German Chancellor Angela Merkel’s government is considering a plan to take over non-performing bank assets until they mature, enabling lenders to avoid massive write-offs while dodging a new bailout, according to three people familiar with the proposal.

Having told LCI Television yesterday morning that G-20 members “don’t exactly have the same priorities,” Lagarde later said she was “very optimistic” that a compromise could be found between the U.S.’s urging of greater stimulus and Europe’s request to toughen market rules. “Everyone is working with that spirit,” she said in an interview in Horsham.

Resolving Differences

“There’s a lot of common ground between us, although, obviously with 20 people around the table, there are bound to be differences,” U.K. Chancellor of the Exchequer Alistair Darling said. “I would expect for people to sit down and resolve those differences.”

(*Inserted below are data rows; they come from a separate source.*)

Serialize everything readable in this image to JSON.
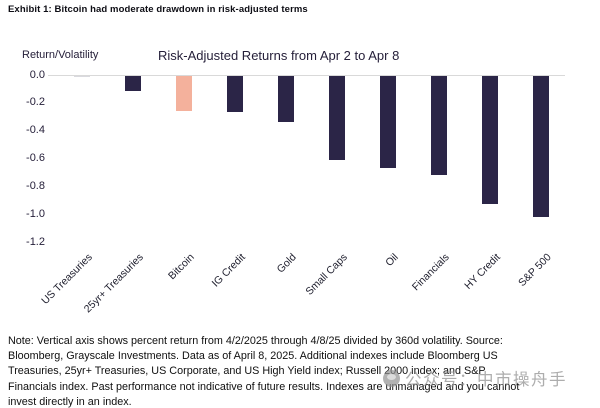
{
  "exhibit": {
    "title": "Exhibit 1: Bitcoin had moderate drawdown in risk-adjusted terms"
  },
  "chart_data": {
    "type": "bar",
    "title": "Risk-Adjusted Returns from Apr 2 to Apr 8",
    "ylabel": "Return/Volatility",
    "xlabel": "",
    "ylim": [
      -1.2,
      0.0
    ],
    "yticks": [
      0.0,
      -0.2,
      -0.4,
      -0.6,
      -0.8,
      -1.0,
      -1.2
    ],
    "ytick_labels": [
      "0.0",
      "-0.2",
      "-0.4",
      "-0.6",
      "-0.8",
      "-1.0",
      "-1.2"
    ],
    "categories": [
      "US Treasuries",
      "25yr+ Treasuries",
      "Bitcoin",
      "IG Credit",
      "Gold",
      "Small Caps",
      "Oil",
      "Financials",
      "HY Credit",
      "S&P 500"
    ],
    "values": [
      -0.01,
      -0.11,
      -0.25,
      -0.26,
      -0.33,
      -0.6,
      -0.66,
      -0.71,
      -0.92,
      -1.01
    ],
    "bar_colors": [
      "#d9d9de",
      "#2b2547",
      "#f4b19c",
      "#2b2547",
      "#2b2547",
      "#2b2547",
      "#2b2547",
      "#2b2547",
      "#2b2547",
      "#2b2547"
    ],
    "colors": {
      "default_bar": "#2b2547",
      "highlight_bar": "#f4b19c",
      "zero_line": "#d9d9d9"
    },
    "grid": "zero line only",
    "legend": "none",
    "x_label_rotation_deg": 45
  },
  "footnote": {
    "lines": [
      "Note: Vertical axis shows percent return from 4/2/2025 through 4/8/25 divided by 360d volatility. Source:",
      "Bloomberg, Grayscale Investments. Data as of April 8, 2025. Additional indexes include Bloomberg US",
      "Treasuries, 25yr+ Treasuries, US Corporate, and US High Yield index; Russell 2000 index; and S&P",
      "Financials index. Past performance not indicative of future results. Indexes are unmanaged and you cannot",
      "invest directly in an index."
    ]
  },
  "watermark": {
    "icon": "wechat-logo-icon",
    "text": "公众号：中市操舟手",
    "color": "#919191"
  }
}
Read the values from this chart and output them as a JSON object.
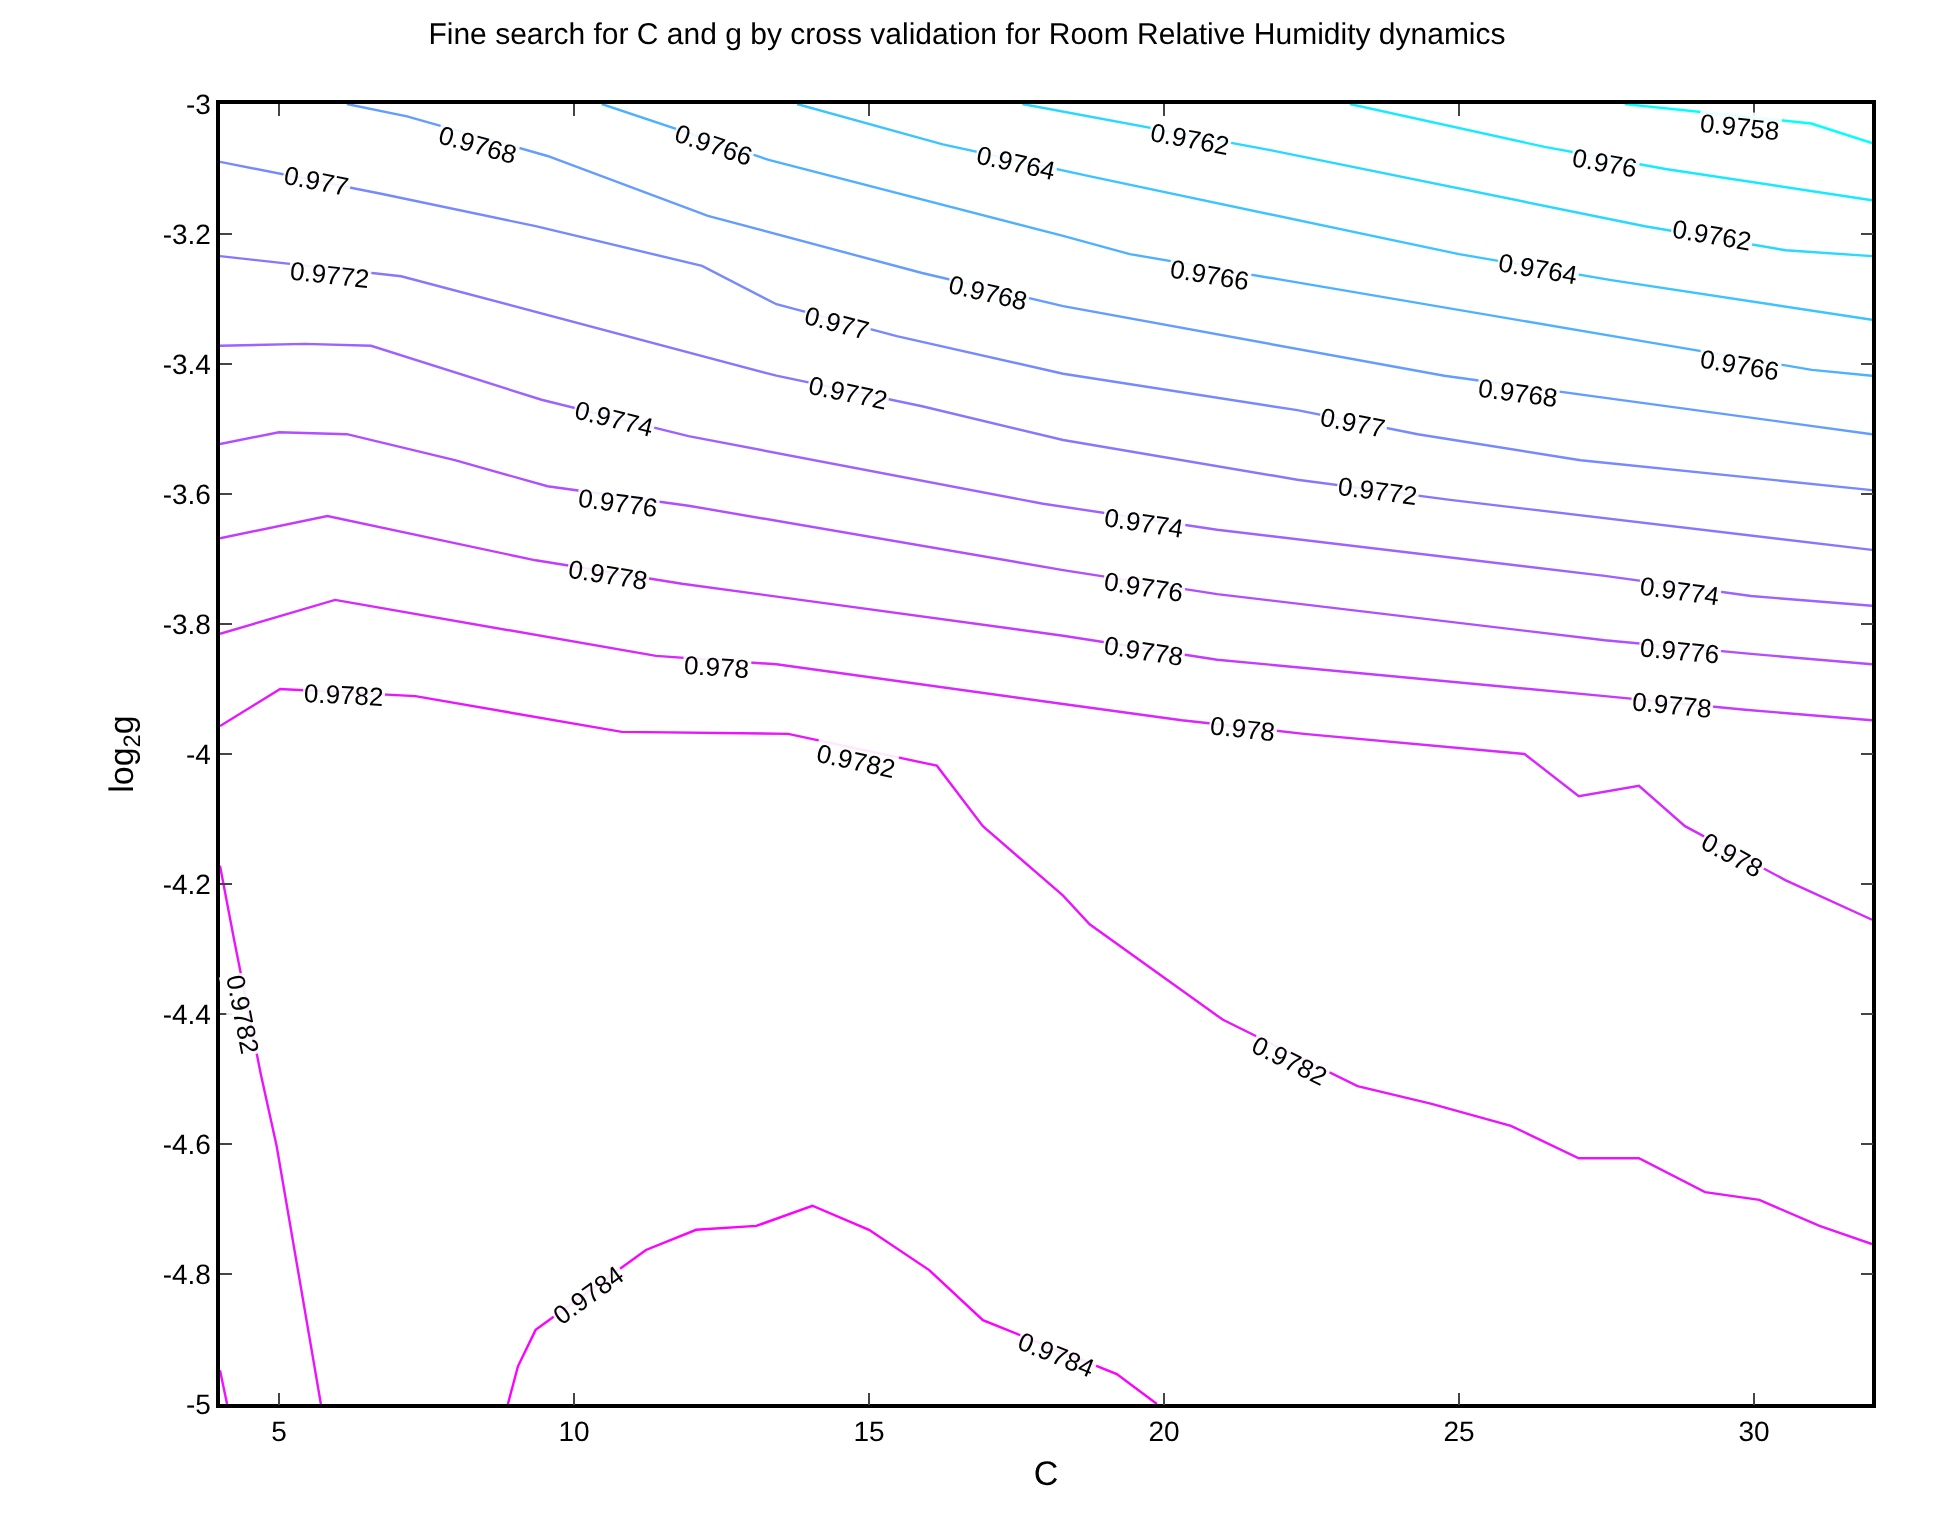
{
  "chart_data": {
    "type": "line",
    "title": "Fine search for C and g by cross validation for Room Relative Humidity dynamics",
    "xlabel": "C",
    "ylabel": "log$_{2}$g",
    "xlim": [
      4,
      32
    ],
    "xticks": [
      5,
      10,
      15,
      20,
      25,
      30
    ],
    "ylim": [
      -5,
      -3
    ],
    "yticks": [
      -5,
      -4.8,
      -4.6,
      -4.4,
      -4.2,
      -4,
      -3.8,
      -3.6,
      -3.4,
      -3.2,
      -3
    ],
    "marker": "none",
    "line_style": "solid",
    "series": [
      {
        "color": "#00ffff",
        "x": [
          27.81,
          30.97,
          32
        ],
        "values": [
          -3,
          -3.03,
          -3.06
        ]
      },
      {
        "color": "#14ebff",
        "x": [
          23.15,
          26.45,
          28.5,
          32
        ],
        "values": [
          -3,
          -3.066,
          -3.1,
          -3.148
        ]
      },
      {
        "color": "#27d8ff",
        "x": [
          17.6,
          21.8,
          28.15,
          30.54,
          32
        ],
        "values": [
          -3,
          -3.071,
          -3.188,
          -3.225,
          -3.234
        ]
      },
      {
        "color": "#3bc4ff",
        "x": [
          13.78,
          16.25,
          18.73,
          25.0,
          27.58,
          32
        ],
        "values": [
          -3,
          -3.062,
          -3.111,
          -3.231,
          -3.271,
          -3.332
        ]
      },
      {
        "color": "#4eb1ff",
        "x": [
          10.47,
          13.3,
          18.29,
          19.42,
          22.03,
          28.38,
          30.98,
          32
        ],
        "values": [
          -3,
          -3.086,
          -3.203,
          -3.231,
          -3.271,
          -3.369,
          -3.409,
          -3.418
        ]
      },
      {
        "color": "#629dff",
        "x": [
          6.15,
          7.17,
          9.55,
          12.27,
          15.9,
          18.29,
          24.75,
          27.23,
          32
        ],
        "values": [
          -3,
          -3.019,
          -3.08,
          -3.172,
          -3.26,
          -3.311,
          -3.418,
          -3.449,
          -3.508
        ]
      },
      {
        "color": "#7689ff",
        "x": [
          4,
          6.73,
          9.35,
          12.17,
          13.43,
          15.47,
          18.29,
          22.26,
          24.3,
          27.06,
          32
        ],
        "values": [
          -3.089,
          -3.138,
          -3.188,
          -3.249,
          -3.308,
          -3.357,
          -3.415,
          -3.471,
          -3.508,
          -3.548,
          -3.594
        ]
      },
      {
        "color": "#8976ff",
        "x": [
          4,
          7.07,
          13.43,
          15.9,
          18.29,
          22.26,
          24.85,
          32
        ],
        "values": [
          -3.234,
          -3.265,
          -3.418,
          -3.465,
          -3.517,
          -3.578,
          -3.609,
          -3.686
        ]
      },
      {
        "color": "#9d62ff",
        "x": [
          4,
          5.44,
          6.56,
          9.45,
          11.94,
          17.95,
          20.9,
          27.47,
          29.95,
          32
        ],
        "values": [
          -3.372,
          -3.369,
          -3.372,
          -3.455,
          -3.511,
          -3.615,
          -3.655,
          -3.726,
          -3.757,
          -3.772
        ]
      },
      {
        "color": "#b14eff",
        "x": [
          4,
          5.0,
          6.15,
          7.98,
          9.55,
          11.94,
          18.29,
          20.9,
          27.47,
          29.95,
          32
        ],
        "values": [
          -3.523,
          -3.505,
          -3.508,
          -3.548,
          -3.588,
          -3.618,
          -3.717,
          -3.754,
          -3.825,
          -3.846,
          -3.862
        ]
      },
      {
        "color": "#c43bff",
        "x": [
          4,
          5.82,
          9.35,
          11.83,
          18.29,
          20.9,
          27.47,
          29.85,
          32
        ],
        "values": [
          -3.668,
          -3.634,
          -3.702,
          -3.738,
          -3.818,
          -3.855,
          -3.911,
          -3.932,
          -3.948
        ]
      },
      {
        "color": "#d827ff",
        "x": [
          4,
          5.95,
          11.39,
          13.43,
          18.29,
          20.3,
          22.37,
          26.11,
          27.03,
          28.05,
          28.83,
          30.53,
          32
        ],
        "values": [
          -3.815,
          -3.763,
          -3.849,
          -3.862,
          -3.923,
          -3.948,
          -3.969,
          -4.0,
          -4.065,
          -4.049,
          -4.111,
          -4.194,
          -4.255
        ]
      },
      {
        "color": "#eb14ff",
        "x": [
          4,
          5.02,
          7.31,
          10.81,
          13.63,
          16.15,
          16.93,
          18.29,
          18.74,
          21.0,
          23.28,
          24.52,
          25.88,
          27.03,
          28.05,
          29.17,
          30.09,
          31.11,
          32
        ],
        "values": [
          -3.957,
          -3.9,
          -3.911,
          -3.966,
          -3.969,
          -4.018,
          -4.111,
          -4.218,
          -4.262,
          -4.409,
          -4.511,
          -4.538,
          -4.572,
          -4.622,
          -4.622,
          -4.674,
          -4.686,
          -4.726,
          -4.754
        ]
      },
      {
        "color": "#eb14ff",
        "x": [
          4,
          4.24,
          4.69,
          4.96,
          5.71
        ],
        "values": [
          -4.172,
          -4.286,
          -4.492,
          -4.603,
          -5
        ]
      },
      {
        "color": "#eb14ff",
        "x": [
          4,
          4.12
        ],
        "values": [
          -4.948,
          -5
        ]
      },
      {
        "color": "#ff00ff",
        "x": [
          8.88,
          9.05,
          9.35,
          11.22,
          12.07,
          13.09,
          14.04,
          15.0,
          16.02,
          16.93,
          19.2,
          19.88
        ],
        "values": [
          -5,
          -4.942,
          -4.886,
          -4.763,
          -4.732,
          -4.726,
          -4.695,
          -4.732,
          -4.794,
          -4.871,
          -4.954,
          -5
        ]
      }
    ],
    "annotations": [
      {
        "text": "0.9758",
        "x": 29.75,
        "y": -3.034
      },
      {
        "text": "0.976",
        "x": 27.47,
        "y": -3.092
      },
      {
        "text": "0.9762",
        "x": 20.43,
        "y": -3.055
      },
      {
        "text": "0.9762",
        "x": 29.28,
        "y": -3.203
      },
      {
        "text": "0.9764",
        "x": 17.5,
        "y": -3.092
      },
      {
        "text": "0.9764",
        "x": 26.35,
        "y": -3.255
      },
      {
        "text": "0.9766",
        "x": 12.37,
        "y": -3.062
      },
      {
        "text": "0.9766",
        "x": 20.78,
        "y": -3.262
      },
      {
        "text": "0.9766",
        "x": 29.75,
        "y": -3.4
      },
      {
        "text": "0.9768",
        "x": 8.38,
        "y": -3.062
      },
      {
        "text": "0.9768",
        "x": 17.03,
        "y": -3.292
      },
      {
        "text": "0.9768",
        "x": 26.0,
        "y": -3.446
      },
      {
        "text": "0.977",
        "x": 5.64,
        "y": -3.117
      },
      {
        "text": "0.977",
        "x": 14.45,
        "y": -3.338
      },
      {
        "text": "0.977",
        "x": 23.22,
        "y": -3.492
      },
      {
        "text": "0.9772",
        "x": 5.88,
        "y": -3.262
      },
      {
        "text": "0.9772",
        "x": 14.66,
        "y": -3.446
      },
      {
        "text": "0.9772",
        "x": 23.62,
        "y": -3.594
      },
      {
        "text": "0.9774",
        "x": 10.69,
        "y": -3.486
      },
      {
        "text": "0.9774",
        "x": 19.65,
        "y": -3.646
      },
      {
        "text": "0.9774",
        "x": 28.73,
        "y": -3.748
      },
      {
        "text": "0.9776",
        "x": 10.75,
        "y": -3.615
      },
      {
        "text": "0.9776",
        "x": 19.65,
        "y": -3.742
      },
      {
        "text": "0.9776",
        "x": 28.73,
        "y": -3.84
      },
      {
        "text": "0.9778",
        "x": 10.58,
        "y": -3.726
      },
      {
        "text": "0.9778",
        "x": 19.65,
        "y": -3.84
      },
      {
        "text": "0.9778",
        "x": 28.6,
        "y": -3.926
      },
      {
        "text": "0.978",
        "x": 12.41,
        "y": -3.865
      },
      {
        "text": "0.978",
        "x": 21.35,
        "y": -3.963
      },
      {
        "text": "0.978",
        "x": 29.63,
        "y": -4.154
      },
      {
        "text": "0.9782",
        "x": 6.1,
        "y": -3.908
      },
      {
        "text": "0.9782",
        "x": 14.77,
        "y": -4.012
      },
      {
        "text": "0.9782",
        "x": 22.14,
        "y": -4.471
      },
      {
        "text": "0.9782",
        "x": 4.4,
        "y": -4.4
      },
      {
        "text": "0.9784",
        "x": 10.24,
        "y": -4.831
      },
      {
        "text": "0.9784",
        "x": 18.18,
        "y": -4.926
      }
    ]
  }
}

For their part, U.S. officials said they weren’t obsessed with easing fiscal policy alone and that they were also keen to overhaul governance of markets to prevent future crises. Treasury Secretary Timothy Geithner “will reiterate the dual priorities of forging consensus on the need for sustained action toward recovery and growth, while coordinating and reforming the international regulatory and supervisory system,” his office said.

Geithner approached the G-20 talks by lobbying his counterparts to follow the U.S. in injecting fiscal stimulus equivalent to at least 2 percent of their economy’s gross domestic product this year. European officials argued they had already spent enough, ran bigger social safety nets and didn’t want to blow out budgets.

The U.S. push for governments to do more was heeded by Japan, where Prime Minister Taro Aso ordered a third spending plan. The U.S. and Japan share the view that “combating economic and financial crisis should be a priority at this point, although regulatory reform is important,” Japanese Finance Minister Kaoru Yosano said after meeting Geithner.

G-20 members are Argentina, Australia, Brazil, Canada, China, France, Germany, India, Indonesia, Italy, Japan, South Korea, Mexico, Russia, Saudi Arabia, South Africa, Turkey, the U.S., the U.K. and the European Union.